High energy costs a burden for many Marylanders
Defining energy affordability
So what is affordable? The Home Energy Affordability Gap study, a multi-year, nationwide analysis of energy costs defines affordable energy as 6% of gross household income. According to the study, in 2016 “more than 106,000 Maryland households live with income at or below 50% of the Federal Poverty Level and face a home energy burden of 36%. More than 110,000 additional Maryland households live with incomes between 50% and 100% of the Federal Poverty Level and face a home energy burden of 19%.”
So, more than 200,000 Marylanders have energy costs that make up between 19% and 36% of their gross household income. If you expand that to Marylanders making less than 200% of the Federal Poverty Level ($49,200 for a family of four) there are more than 500,000 Marylanders for whom energy is unaffordable.
What happens when energy is unaffordable?
For many Maryland residents, energy is simply unaffordable. More than half a million (PDF) Marylanders struggle to pay their monthly energy bill. Solar energy can provide a solution.
Paying for energy, whether it’s for electricity or heat, is a critical expenditure for households along with the cost of housing, food, and medicine. When income doesn’t stretch to cover all of these expenses for a month, people are forced to choose which bill does not get paid. If a homeowner needs electricity for medicines or other on-site medical equipment, losing electricity is potentially a life and death issue. Expensive energy also contributes to the instability of household finances that sometimes lead to evictions.

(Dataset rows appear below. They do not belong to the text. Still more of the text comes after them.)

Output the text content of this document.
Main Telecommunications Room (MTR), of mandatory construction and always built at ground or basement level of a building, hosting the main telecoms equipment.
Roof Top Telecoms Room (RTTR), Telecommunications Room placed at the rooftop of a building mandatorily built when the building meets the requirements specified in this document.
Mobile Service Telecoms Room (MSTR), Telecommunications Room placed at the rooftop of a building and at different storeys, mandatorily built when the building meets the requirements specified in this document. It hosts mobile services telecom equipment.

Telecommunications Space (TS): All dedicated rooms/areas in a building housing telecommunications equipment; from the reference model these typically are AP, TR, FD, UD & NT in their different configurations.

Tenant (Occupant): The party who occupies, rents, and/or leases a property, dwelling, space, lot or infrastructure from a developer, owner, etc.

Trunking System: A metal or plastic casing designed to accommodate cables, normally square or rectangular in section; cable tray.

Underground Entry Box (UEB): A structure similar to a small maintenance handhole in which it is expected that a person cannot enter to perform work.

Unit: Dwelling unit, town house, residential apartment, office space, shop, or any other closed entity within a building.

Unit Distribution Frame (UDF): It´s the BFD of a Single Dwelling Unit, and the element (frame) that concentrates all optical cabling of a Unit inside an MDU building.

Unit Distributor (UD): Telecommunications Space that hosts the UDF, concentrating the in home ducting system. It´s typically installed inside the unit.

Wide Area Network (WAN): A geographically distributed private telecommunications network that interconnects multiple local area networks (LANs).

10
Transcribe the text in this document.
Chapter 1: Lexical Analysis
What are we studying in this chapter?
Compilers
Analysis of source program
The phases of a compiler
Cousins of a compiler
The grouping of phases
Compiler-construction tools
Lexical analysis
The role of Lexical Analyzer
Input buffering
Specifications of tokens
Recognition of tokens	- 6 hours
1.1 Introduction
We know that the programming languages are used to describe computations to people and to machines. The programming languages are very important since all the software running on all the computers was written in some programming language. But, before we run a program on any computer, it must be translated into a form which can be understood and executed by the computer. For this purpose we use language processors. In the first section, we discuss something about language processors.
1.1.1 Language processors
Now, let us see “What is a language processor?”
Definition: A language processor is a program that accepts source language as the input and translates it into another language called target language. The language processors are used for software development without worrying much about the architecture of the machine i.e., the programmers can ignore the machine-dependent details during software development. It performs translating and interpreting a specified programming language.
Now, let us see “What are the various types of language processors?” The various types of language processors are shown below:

When energy is unaffordable it contributes to the societal costs we all bear in dealing with health care costs, eviction proceedings, and other poverty-related circumstances. In effect, we all pay twice for energy. We pay once on our bills and again through public programs to support those directly impacted by energy they can’t afford.
How solar can help
Solar is not the entire answer, but it can make a real impact. Dealing with energy affordability means applying public and private means to help those affected pay their bills with such programs as LIHEAP (Low Income Home Energy Assistance Program) and Maryland’s Electric Universal Service Program. It also means proactively lowering the demand for energy through initiatives like the Maryland EmPOWER program that helps residents and businesses improve energy efficiency by retrofitting their buildings and replacing inefficient appliances.
In addition to these measures, access to rooftop solar and community solar can reduce the cost of some or all of a home’s energy for the long-term by fixing the cost of that energy at or below the current utility cost of electricity. When community solar offerings become available in many parts of Maryland later this year state residents will have one more option to make energy more affordable for them and their families. One key question is whether this program will work for all Marylanders.
The community solar pilot program is structured to encourage projects that include Maryland low- and moderate-income residents. Unfortunately, it’s a challenge for developers to include low- and moderate-income customers for a number of reasons including financing due to the perceived credit risk they represent. Because of these challenges, it remains to be seen whether Maryland’s low- and moderate-income residents will be able to fully access the savings many expect community solar to deliver to participating customers.